M34 solution: Part E capstone, the on-call shift

One integrated on-call drill that runs M31 + M32 + M33 over a single incident, plus an eval gate that scores the whole shift. Offline, deterministic, no API key.

Files

File Role
parts.py The Part E toolkit in one place: compact, labeled versions of the primitives from M31 (SLO/burn/alert/Incident/postmortem), M32 (triage/route/correlate), and M33 (ReleaseManager: canary/rollback). Each block names its source module.
drill.py run(): the shift as a numbered story, a bad deploy → storm correlated → sev1 page → linked ticket → rollback → postmortem + regression → canaried fix. Returns a structured result + a trace.
demo.py Narrates the shift in sections A–G, each labeled with the owning module. Start here.
evals.py The eval gate (M26): seven checks over the shift; exits 0 if all hold, non-zero otherwise.
../starters/extend.py Your turn: add a second incident type (e.g. a stale-index outage fixed by reindex) and a matching check.

Run it

# the shift, narrated (offline, free, instant):
python demo.py

# the eval gate over the whole shift (exit 0 = good, 1 = a regression):
python evals.py ; echo "exit: $?"

The story it tells (which module owns each stage)

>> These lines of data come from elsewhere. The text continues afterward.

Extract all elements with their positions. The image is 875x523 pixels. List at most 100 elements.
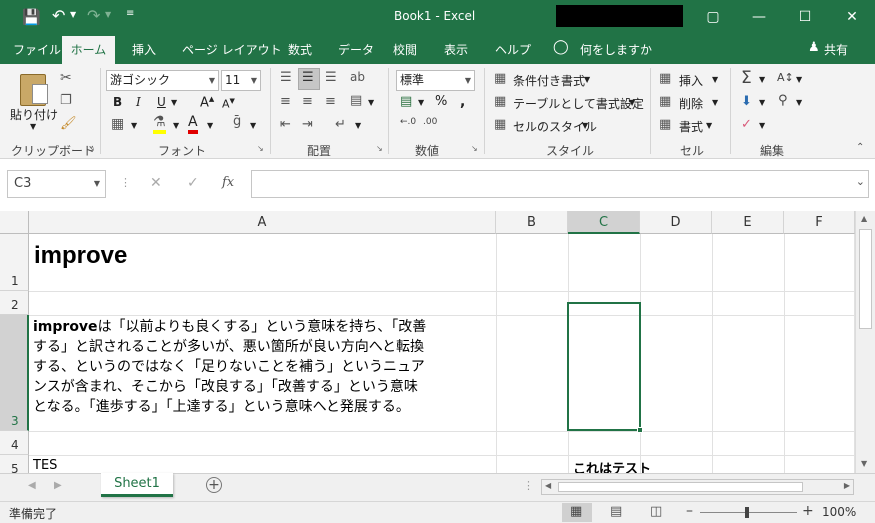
active-cell-c3[interactable] [567,302,641,431]
borders-icon[interactable]: ▦ [111,116,124,132]
tell-me-search[interactable]: 何をしますか [580,41,652,58]
column-header-d[interactable]: D [640,211,712,234]
wrap-dropdown-icon[interactable]: ▼ [355,121,361,130]
formula-input[interactable]: ⌄ [251,170,869,198]
row-header-1[interactable]: 1 [0,234,29,291]
fill-icon[interactable]: ⬇ [741,94,752,109]
increase-font-icon[interactable]: A▲ [200,95,214,110]
customize-qat-icon[interactable]: ≡ [126,8,134,19]
delete-cells-button[interactable]: 削除 [679,95,703,112]
column-header-b[interactable]: B [496,211,568,234]
sheet-tab-sheet1[interactable]: Sheet1 [101,473,173,497]
conditional-format-dropdown-icon[interactable]: ▼ [584,75,590,84]
row-header-3[interactable]: 3 [0,315,29,431]
column-header-c[interactable]: C [568,211,640,234]
font-launcher-icon[interactable]: ↘ [257,144,264,153]
fill-color-dropdown-icon[interactable]: ▼ [173,121,179,130]
phonetic-icon[interactable]: ḡ [233,114,241,129]
format-cells-button[interactable]: 書式 [679,118,703,135]
undo-dropdown-icon[interactable]: ▼ [70,10,76,19]
align-bottom-icon[interactable]: ☰ [325,70,337,85]
align-top-icon[interactable]: ☰ [280,70,292,85]
add-sheet-icon[interactable]: + [206,477,222,493]
scroll-down-icon[interactable]: ▼ [861,459,867,468]
name-box-dropdown-icon[interactable]: ▼ [94,171,100,197]
select-all-corner[interactable] [0,211,29,234]
horizontal-scroll-thumb[interactable] [558,482,803,492]
clear-dropdown-icon[interactable]: ▼ [759,121,765,130]
cut-icon[interactable]: ✂ [60,70,72,86]
cell-c5[interactable]: これはテスト [573,458,651,473]
tab-insert[interactable]: 挿入 [132,41,156,58]
wrap-text-icon[interactable]: ↵ [335,117,346,132]
page-layout-view-icon[interactable]: ▤ [610,504,622,519]
format-painter-icon[interactable]: 🖌 [60,116,77,131]
zoom-in-icon[interactable]: + [802,503,814,519]
insert-cells-dropdown-icon[interactable]: ▼ [712,75,718,84]
row-header-2[interactable]: 2 [0,291,29,315]
insert-function-icon[interactable]: fx [222,175,234,190]
number-format-combo[interactable]: 標準 ▼ [396,70,475,91]
paste-dropdown-icon[interactable]: ▼ [30,122,36,131]
tab-view[interactable]: 表示 [444,41,468,58]
font-name-combo[interactable]: 游ゴシック ▼ [106,70,219,91]
decrease-decimal-icon[interactable]: .00 [423,117,437,127]
tab-home[interactable]: ホーム [62,36,115,64]
format-as-table-dropdown-icon[interactable]: ▼ [629,98,635,107]
increase-indent-icon[interactable]: ⇥ [302,117,313,132]
scroll-up-icon[interactable]: ▲ [861,214,867,223]
sort-filter-icon[interactable]: A↕ [777,71,794,84]
tab-help[interactable]: ヘルプ [495,41,531,58]
zoom-slider-thumb[interactable] [745,507,749,518]
cell-styles-dropdown-icon[interactable]: ▼ [582,121,588,130]
share-button[interactable]: 共有 [824,41,848,58]
save-icon[interactable]: 💾 [22,8,41,26]
scroll-right-icon[interactable]: ▶ [844,481,850,490]
fill-handle[interactable] [637,427,643,433]
orientation-icon[interactable]: ab [350,70,365,84]
column-header-e[interactable]: E [712,211,784,234]
close-icon[interactable]: ✕ [829,0,875,34]
align-center-icon[interactable]: ≡ [302,94,313,109]
worksheet-grid[interactable]: A B C D E F 1 2 3 4 5 improve improveは「以… [0,211,855,473]
prev-sheet-icon[interactable]: ◀ [28,480,36,491]
clipboard-launcher-icon[interactable]: ↘ [88,144,95,153]
merge-dropdown-icon[interactable]: ▼ [368,98,374,107]
vertical-scroll-thumb[interactable] [859,229,872,329]
copy-icon[interactable]: ❐ [60,93,72,108]
fill-dropdown-icon[interactable]: ▼ [759,98,765,107]
name-box[interactable]: C3 ▼ [7,170,106,198]
tab-formulas[interactable]: 数式 [288,41,312,58]
merge-center-icon[interactable]: ▤ [350,93,362,108]
fill-color-icon[interactable]: ⚗ [153,114,166,134]
paste-button[interactable]: 貼り付け [10,106,58,123]
find-select-icon[interactable]: ⚲ [778,93,788,108]
autosum-icon[interactable]: Σ [741,68,752,88]
italic-button[interactable]: I [136,95,141,109]
font-size-combo[interactable]: 11 ▼ [221,70,261,91]
cell-a1[interactable]: improve [34,242,127,270]
format-cells-dropdown-icon[interactable]: ▼ [706,121,712,130]
number-launcher-icon[interactable]: ↘ [471,144,478,153]
collapse-ribbon-icon[interactable]: ⌃ [856,142,864,153]
find-select-dropdown-icon[interactable]: ▼ [796,98,802,107]
expand-formula-icon[interactable]: ⌄ [856,175,865,188]
column-header-f[interactable]: F [784,211,855,234]
decrease-font-icon[interactable]: A▼ [222,97,235,111]
accounting-format-icon[interactable]: ▤ [400,94,412,109]
increase-decimal-icon[interactable]: ←.0 [400,117,416,127]
autosum-dropdown-icon[interactable]: ▼ [759,75,765,84]
ribbon-display-icon[interactable]: ▢ [690,0,736,34]
delete-cells-dropdown-icon[interactable]: ▼ [712,98,718,107]
clear-icon[interactable]: ✓ [741,117,752,132]
cell-a5[interactable]: TES [33,458,57,473]
format-as-table-button[interactable]: テーブルとして書式設定 [513,95,644,112]
alignment-launcher-icon[interactable]: ↘ [376,144,383,153]
insert-cells-button[interactable]: 挿入 [679,72,703,89]
accounting-dropdown-icon[interactable]: ▼ [418,98,424,107]
zoom-out-icon[interactable]: – [686,503,693,519]
scroll-left-icon[interactable]: ◀ [545,481,551,490]
align-left-icon[interactable]: ≡ [280,94,291,109]
underline-button[interactable]: U [157,95,166,109]
borders-dropdown-icon[interactable]: ▼ [131,121,137,130]
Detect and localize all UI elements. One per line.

  1. Intake (M32): 40 alerts correlate into 5 incidents; a user ticket is triaged (sev2 → L2) and linked.
  2. Detect (M31): the live release regressed quality to 80% vs a 99% SLO; the 20x burn pages sev1.
  3. Mitigate (M31 → M33): the runbook's first play is a rollback to the last-good release; SLI 80% → 100%.
  4. Learn (M31 → M26): a blameless postmortem becomes a regression eval case for the gate.
  5. Ship the fix (M33): the corrected release is canaried against live and promoted.
  6. Verify (M26): the gate scores all of the above and exits non-zero if any step slipped.

Verified (offline)

  • demo.py runs end to end and is deterministic: 40 alerts → 5 incidents; sev1 page at a 20x burn; rollback recovers the SLI 80% → 100%; the fix canary returns promote; final live = v3-fix.
  • evals.py returns 7/7, exit 0. Break the fix on purpose (make v3_fix answer refunds wrong) and the canary rejects it, so it is never promoted, and the gate drops to 6/7, exit 1.
  • parts.py, drill.py are dependency-free and import without a key. Integrates M31–M33; the gate is the M26 pattern; the service under operation stands in for the M27 agent.